I was in a complete tiz and stressed when I arrived as it was dark and all the streets were residents parking only so I had no idea where to abandon the car ..........thank goodness OH had decided to come with me at the last minute as I think I'd have just turned round and gone home if I'd been on my own!

It wasn't the best of starts and I was pretty uptight as I began my talk .........

however ...... I didn't forget any words and didn't once have to turn to OH for help!

My memory still isn't what it was but there is definitely improvement ..........

Was I over reacting before ???? No!

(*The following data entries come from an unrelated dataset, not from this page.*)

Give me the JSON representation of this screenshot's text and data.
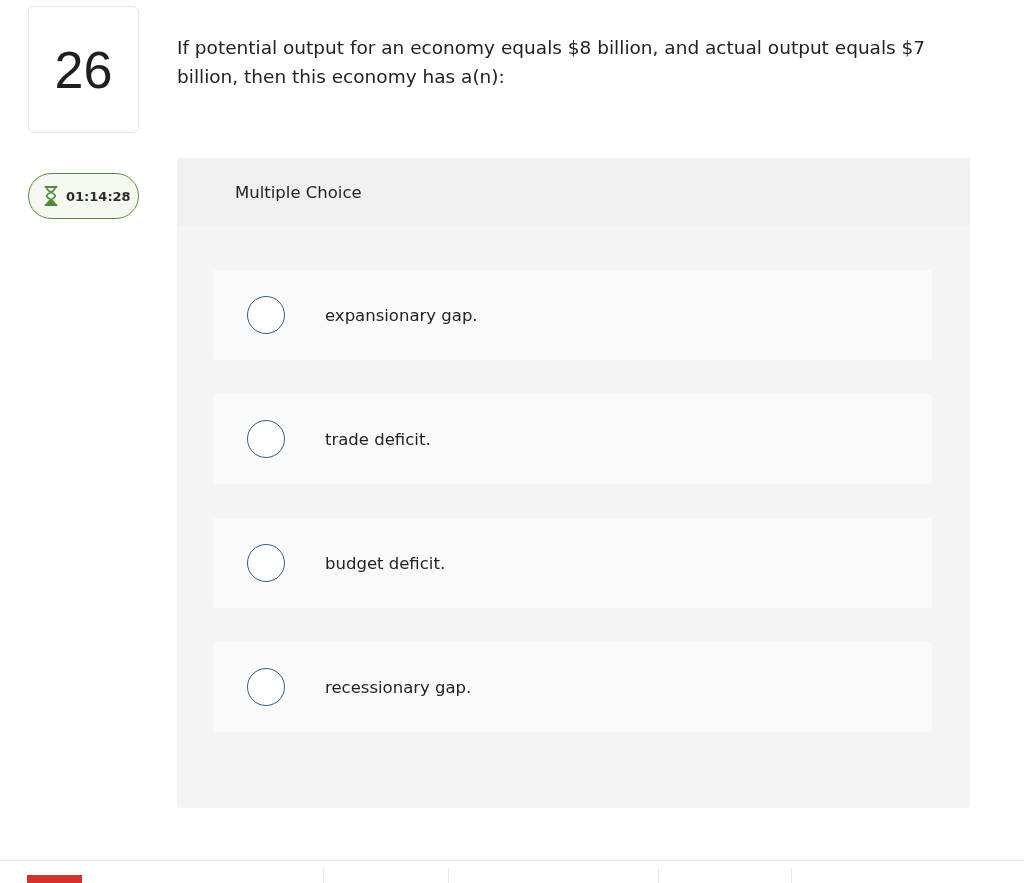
{
  "question": {
    "number": "26",
    "text": "If potential output for an economy equals $8 billion, and actual output equals $7 billion, then this economy has a(n):"
  },
  "timer": {
    "time": "01:14:28"
  },
  "answer_panel": {
    "title": "Multiple Choice",
    "options": [
      {
        "label": "expansionary gap.",
        "selected": false
      },
      {
        "label": "trade deficit.",
        "selected": false
      },
      {
        "label": "budget deficit.",
        "selected": false
      },
      {
        "label": "recessionary gap.",
        "selected": false
      }
    ]
  }
}
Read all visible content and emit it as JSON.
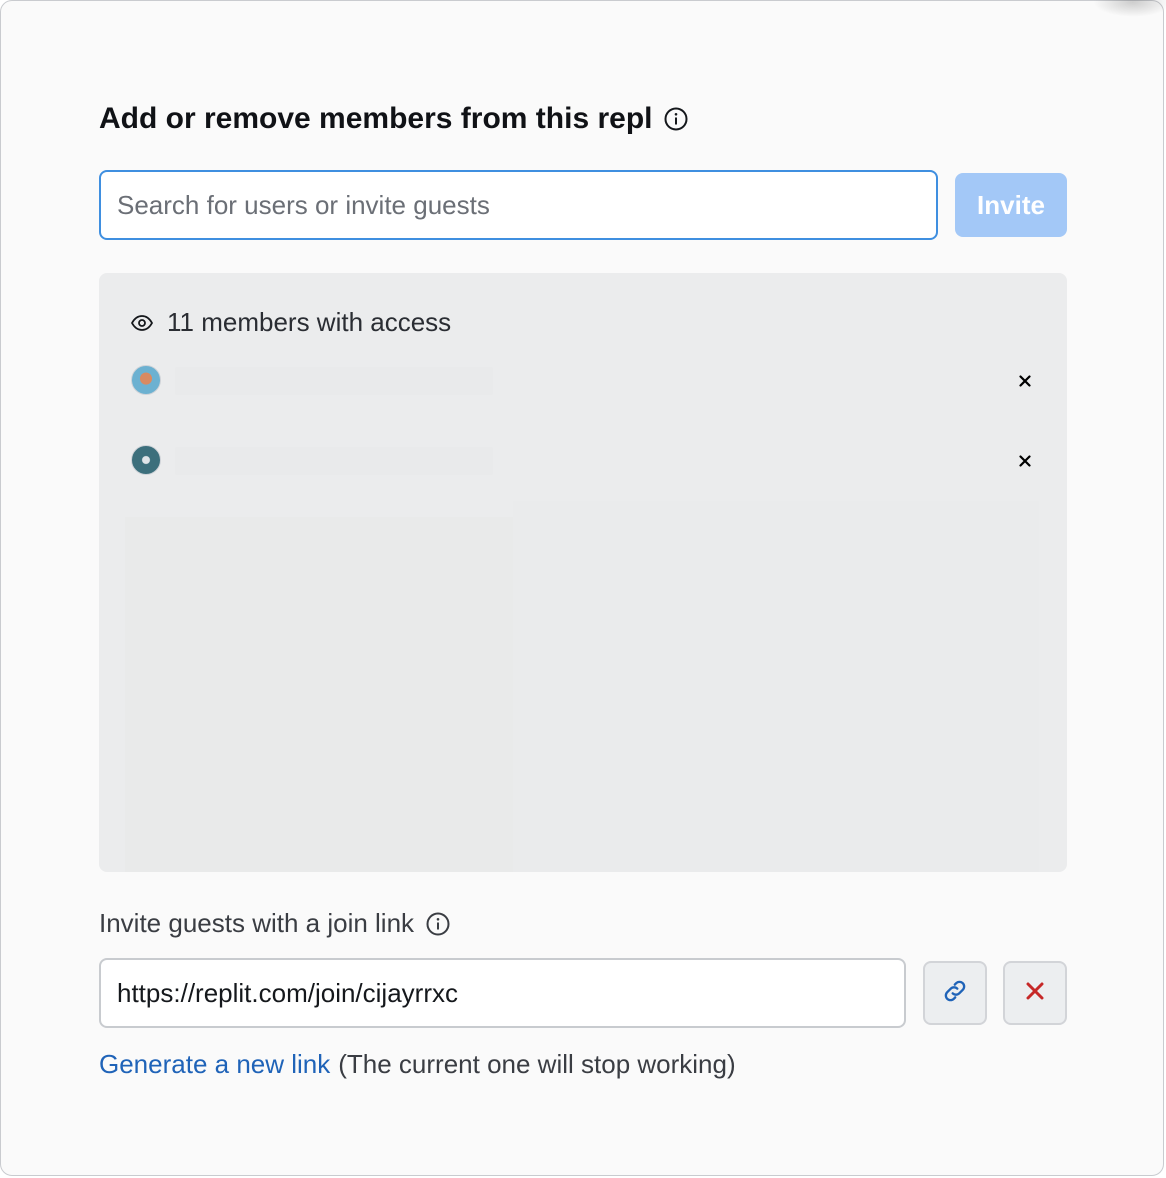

I definitely had a problem......

Was it stress??? maybe....

Are the tamoxifen responsible?? ....... dunno the jury is still out.......

In other news......

I am now taking my tamoxifen when I go to bed and to date haven't forgotten it .....

The infection cleared up pretty tout suite with the last lot of penicillin and I haven't found anymore ingrowing hairs nee stitches!!!

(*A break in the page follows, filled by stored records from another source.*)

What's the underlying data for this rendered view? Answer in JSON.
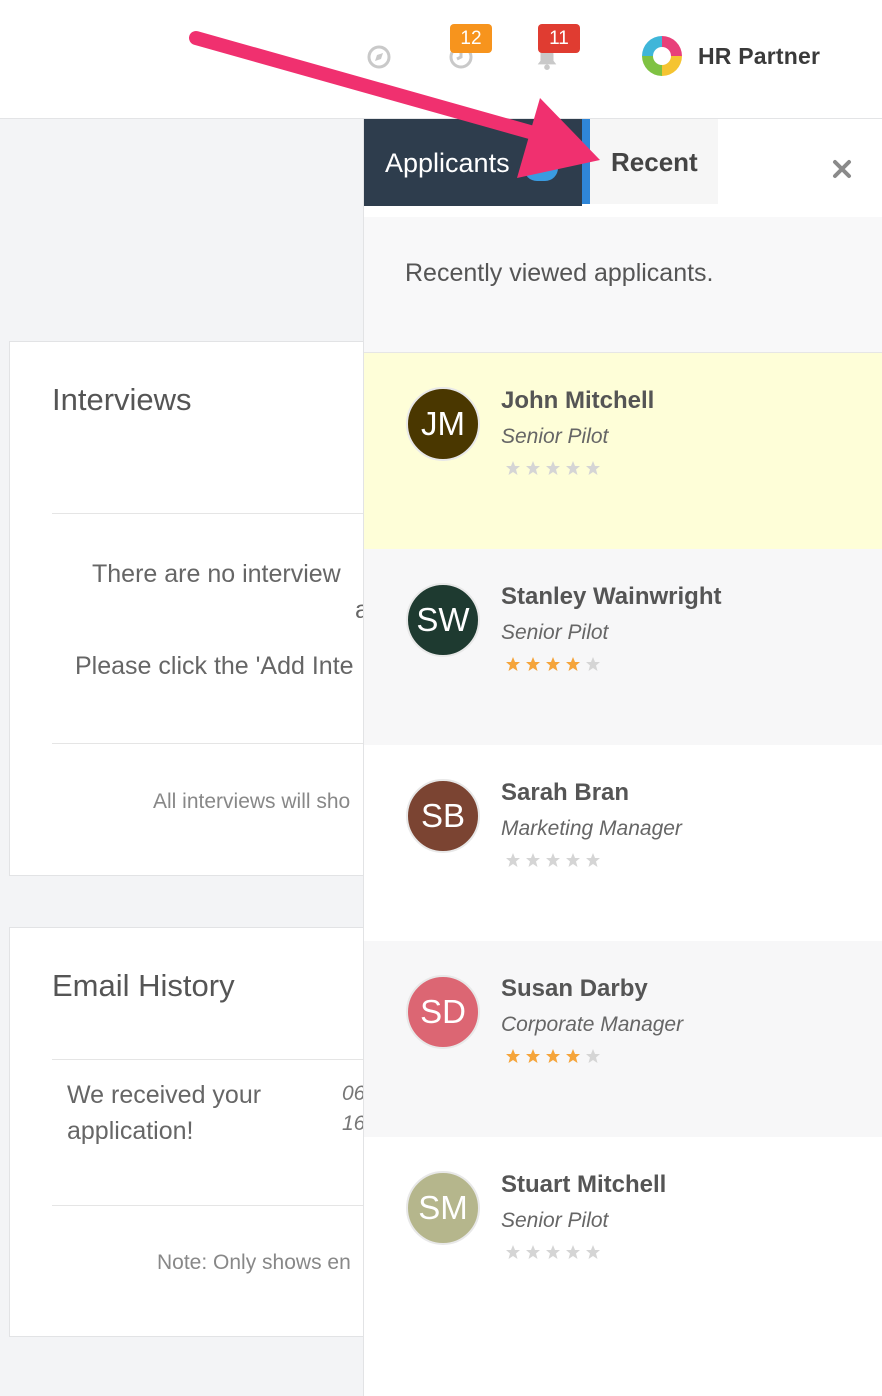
{
  "header": {
    "badges": {
      "timer_count": "12",
      "notifications_count": "11"
    },
    "brand": "HR Partner",
    "icons": [
      "compass-icon",
      "clock-icon",
      "bell-icon",
      "hr-partner-logo-icon"
    ],
    "badge_colors": {
      "timer": "#f7941d",
      "notifications": "#e03c31"
    }
  },
  "background": {
    "interviews": {
      "title": "Interviews",
      "empty_line1": "There are no interview",
      "empty_line1b": "a",
      "empty_line2": "Please click the 'Add Inte",
      "note": "All interviews will sho"
    },
    "email_history": {
      "title": "Email History",
      "entry_line1": "We received your",
      "entry_line2": "application!",
      "entry_date1": "06",
      "entry_date2": "16",
      "note": "Note: Only shows en"
    }
  },
  "panel": {
    "tabs": {
      "applicants": "Applicants",
      "recent": "Recent"
    },
    "subtitle": "Recently viewed applicants.",
    "accent": "#2f86d8",
    "applicants": [
      {
        "initials": "JM",
        "name": "John Mitchell",
        "role": "Senior Pilot",
        "rating": 0,
        "color": "#4a3700",
        "highlight": true
      },
      {
        "initials": "SW",
        "name": "Stanley Wainwright",
        "role": "Senior Pilot",
        "rating": 4,
        "color": "#1e3a30",
        "highlight": false
      },
      {
        "initials": "SB",
        "name": "Sarah Bran",
        "role": "Marketing Manager",
        "rating": 0,
        "color": "#7b4432",
        "highlight": false
      },
      {
        "initials": "SD",
        "name": "Susan Darby",
        "role": "Corporate Manager",
        "rating": 4,
        "color": "#dc6673",
        "highlight": false
      },
      {
        "initials": "SM",
        "name": "Stuart Mitchell",
        "role": "Senior Pilot",
        "rating": 0,
        "color": "#b5b68c",
        "highlight": false
      }
    ]
  }
}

The insomnia hasn't been too bad recently (probably speaking too soon now!) but I'm generally managing nearly five hours sleep instead of three .......and the hot flushes have stopped!

Have I missed anything??

No don't think so ......

You're now up to date with my world!!

Friday, 11 October 2013

Darby and Joan!

Where does the time go????

Well ten days since my last post I thought you'd like to know how Darby and Joan are getting on.....

Darby is right handed ....... his right shoulder is the one operated on and in a sling.

The consultant told him to be creative with his left hand......

Joan is still waiting.................... ha ha

Breakfast time..... Darby is trying to butter his toast left handed ....

.....its like a three year learning to use a knife

Joan 'would you like me to butter your toast'

Darby 'yes please this is difficult'

Lunch time....

Darby 'Please can you serve me salad and butter my roll'

Supper time.....

Joan 'Would you like me to cut up your food???'

Darby ' If you could'

At least unlike a three year old Darby can use a fork and Joan is relieved that she doesn't have to wait for the 'I've finished' call outside the bog to then go in and wipe his bum!!!

Darby has to go to the Surgery .....

The weather is colder so no shorts and sandals!!

Joan has to put his socks and shoes on and tie his laces ..... she thinks its just like having a three year old!!

The only consolation is that he isn't have any tantrums (well at least not yet)

Darby and Joan go out in his van .....

Darby clings onto the door handle (but doesn't squawk)  and says 'you get swung around in this seat don't you??'

So far Joan hasn't been able to demonstrate her lane discipline to Darby in his van yet!!!

Tuesday, 1 October 2013

Home for the bewildered

To put you in the picture...........
I am currently taking Penicillin four times a day on an empty stomach and tamoxifen once a day after supper!

OH having had his shoulder operation, has to wear a sling for six weeks and is taking paracetamol and Ibuprofen with food.

Well you've got to laugh ......... its like Darby and Joan here in the home for the bewildered

A conversation after supper.......

Darby 'Have you had your tablet?'

Joan 'No I can't take it for two hours, I've just eaten.......... oh you mean the tamoxifen, no I've forgotten again'

Darby 'Here' hands Joan a tablet 'and I've got some water'

Joan 'have you taken yours then?'

Darby 'Yes!'

They then collapsed into laughter.........

Bath time......... (no shower in this house)

Darby can't lower himself into the bath one handed and can't kneel (due to his knee replacements) so has to stand up.

Joan soaps him

Darby 'I'm cold'

Joan 'of course you're not ........ stand still'

She rinses him off with jugs of water 'oh you are cold aren't you?'

Ha ha ..... welcome to the home for the bewildered!!